Rechtsextreme sollen bewaffnete Waldbiwaks in Südthüringen veranstaltet haben

Mit einer Razzia ist die Polizei in Thüringen und Niedersachsen gegen eine rechtsextreme Gruppierung vorgegangen. Deren Mitglieder sollen unter anderem bewaffnete Waldbiwaks in Südthüringen veranstaltet oder daran teilgenommen haben

Mit einer Razzia ist die Polizei am Freitag in Thüringen und Niedersachsen gegen eine offenbar gewaltbereite rechtsextreme Gruppierung vorgegangen. Deren Mitglieder sollen unter anderem bewaffnete Waldbiwaks in Südthüringen veranstaltet oder daran teilgenommen haben, wie das Landeskriminalamt (LKA) in Erfurt mitteilte.
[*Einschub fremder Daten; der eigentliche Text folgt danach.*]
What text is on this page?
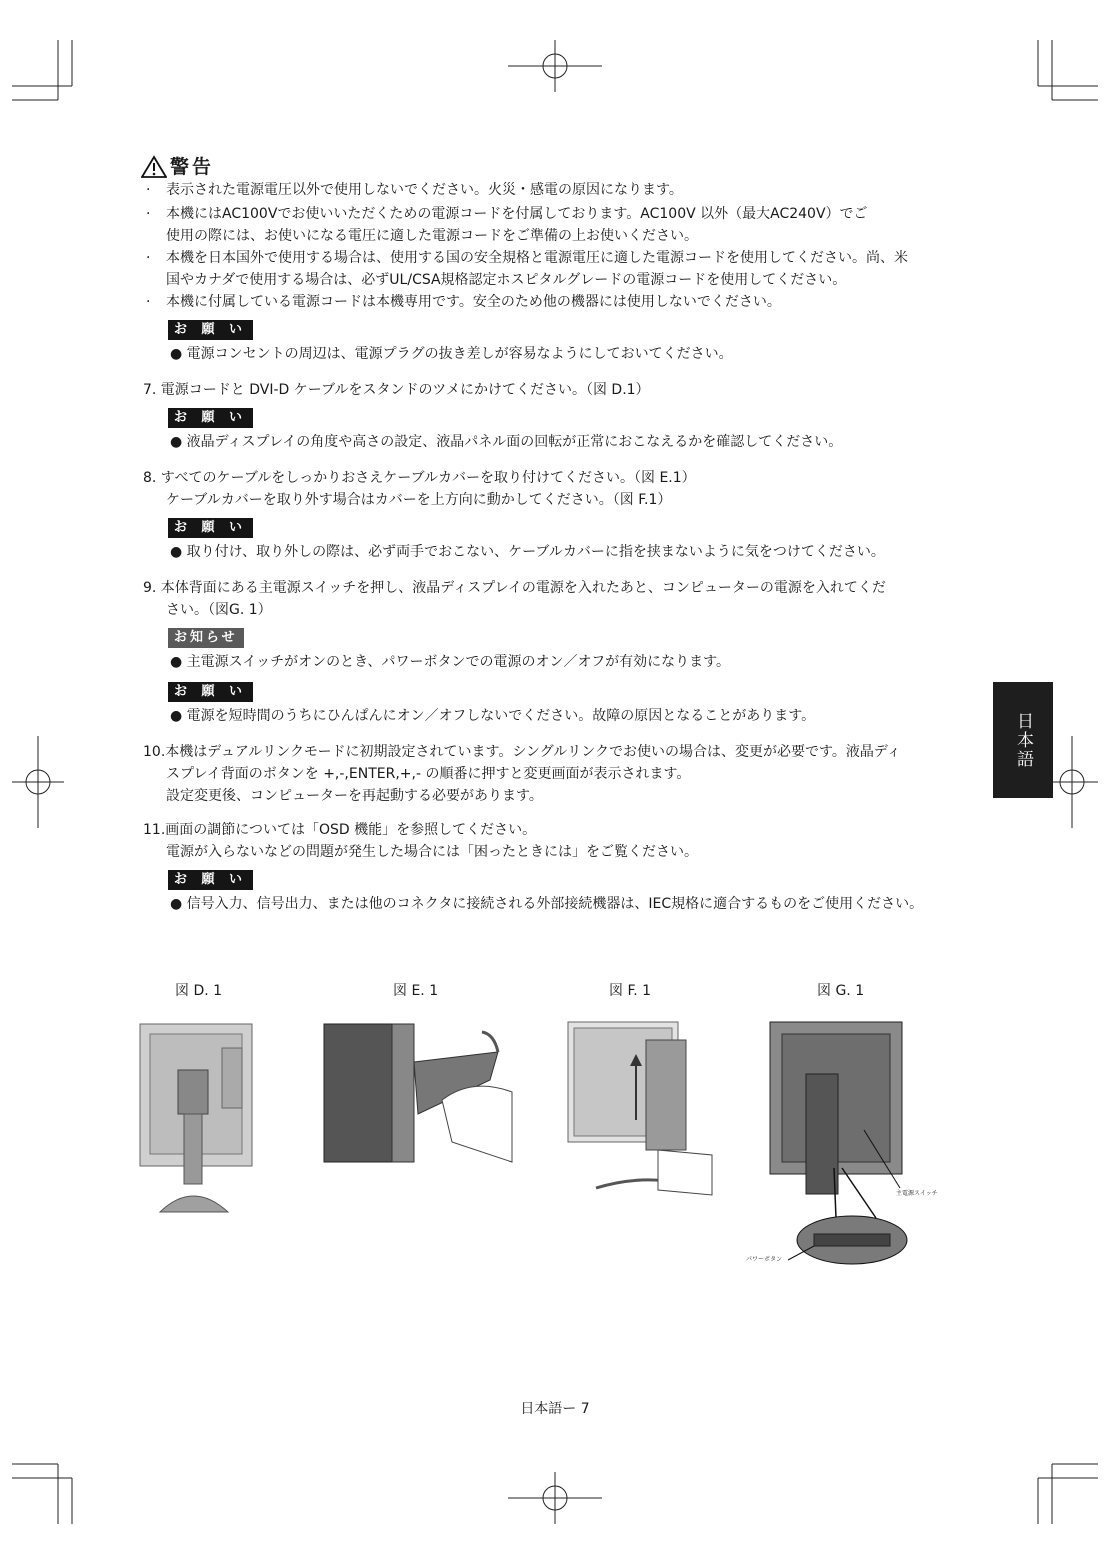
警告
· 表示された電源電圧以外で使用しないでください。火災・感電の原因になります。
· 本機にはAC100Vでお使いいただくための電源コードを付属しております。AC100V 以外（最大AC240V）でご
使用の際には、お使いになる電圧に適した電源コードをご準備の上お使いください。
· 本機を日本国外で使用する場合は、使用する国の安全規格と電源電圧に適した電源コードを使用してください。尚、米
国やカナダで使用する場合は、必ずUL/CSA規格認定ホスピタルグレードの電源コードを使用してください。
· 本機に付属している電源コードは本機専用です。安全のため他の機器には使用しないでください。
お 願 い
● 電源コンセントの周辺は、電源プラグの抜き差しが容易なようにしておいてください。
7. 電源コードと DVI-D ケーブルをスタンドのツメにかけてください。（図 D.1）
お 願 い
● 液晶ディスプレイの角度や高さの設定、液晶パネル面の回転が正常におこなえるかを確認してください。
8. すべてのケーブルをしっかりおさえケーブルカバーを取り付けてください。（図 E.1）
ケーブルカバーを取り外す場合はカバーを上方向に動かしてください。（図 F.1）
お 願 い
● 取り付け、取り外しの際は、必ず両手でおこない、ケーブルカバーに指を挟まないように気をつけてください。
9. 本体背面にある主電源スイッチを押し、液晶ディスプレイの電源を入れたあと、コンピューターの電源を入れてくだ
さい。（図G. 1）
お知らせ
● 主電源スイッチがオンのとき、パワーボタンでの電源のオン／オフが有効になります。
お 願 い
● 電源を短時間のうちにひんぱんにオン／オフしないでください。故障の原因となることがあります。
10.本機はデュアルリンクモードに初期設定されています。シングルリンクでお使いの場合は、変更が必要です。液晶ディ
スプレイ背面のボタンを +,-,ENTER,+,- の順番に押すと変更画面が表示されます。
設定変更後、コンピューターを再起動する必要があります。
11.画面の調節については「OSD 機能」を参照してください。
電源が入らないなどの問題が発生した場合には「困ったときには」をご覧ください。
お 願 い
● 信号入力、信号出力、または他のコネクタに接続される外部接続機器は、IEC規格に適合するものをご使用ください。
日本語
図 D. 1	図 E. 1	図 F. 1	図 G. 1
主電源スイッチ
パワーボタン
日本語ー 7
Durchsucht wurden 14 Objekte - meist Wohnräume - in Südthüringen, im Raum Erfurt und in Göttingen.

An dem Einsatz waren auch Spezialeinheiten des Bundes wie die GSG 9 und der Länder Bayern, Baden-Württemberg, Berlin, Brandenburg, Hessen und Thüringen beteiligt. Die Ermittlungen wegen Bildung einer kriminellen Vereinigung richten sich gegen 13 Beschuldigte, von denen zumindest einige einer "international agierenden rechtsextremen Bewegung" zuzurechnen sein sollen. Deren Ziel sei, die Staats- und Gesellschaftsordnung in Deutschland und Nachbarstaaten abzuschaffen.

Die Ermittler beschlagnahmten nach eigenen Angaben "mehrere Kurz- und Langwaffen, Waffenteile und sonstige Waffen". Darüber hinaus seien "rechtes Propagandamaterial, geringe Mengen Rauschgift sowie diverse Handys und Computer" gesichert worden. Ein Beschuldigter sei möglicherweise den sogenannten Reichsbürgern zuzuordnen.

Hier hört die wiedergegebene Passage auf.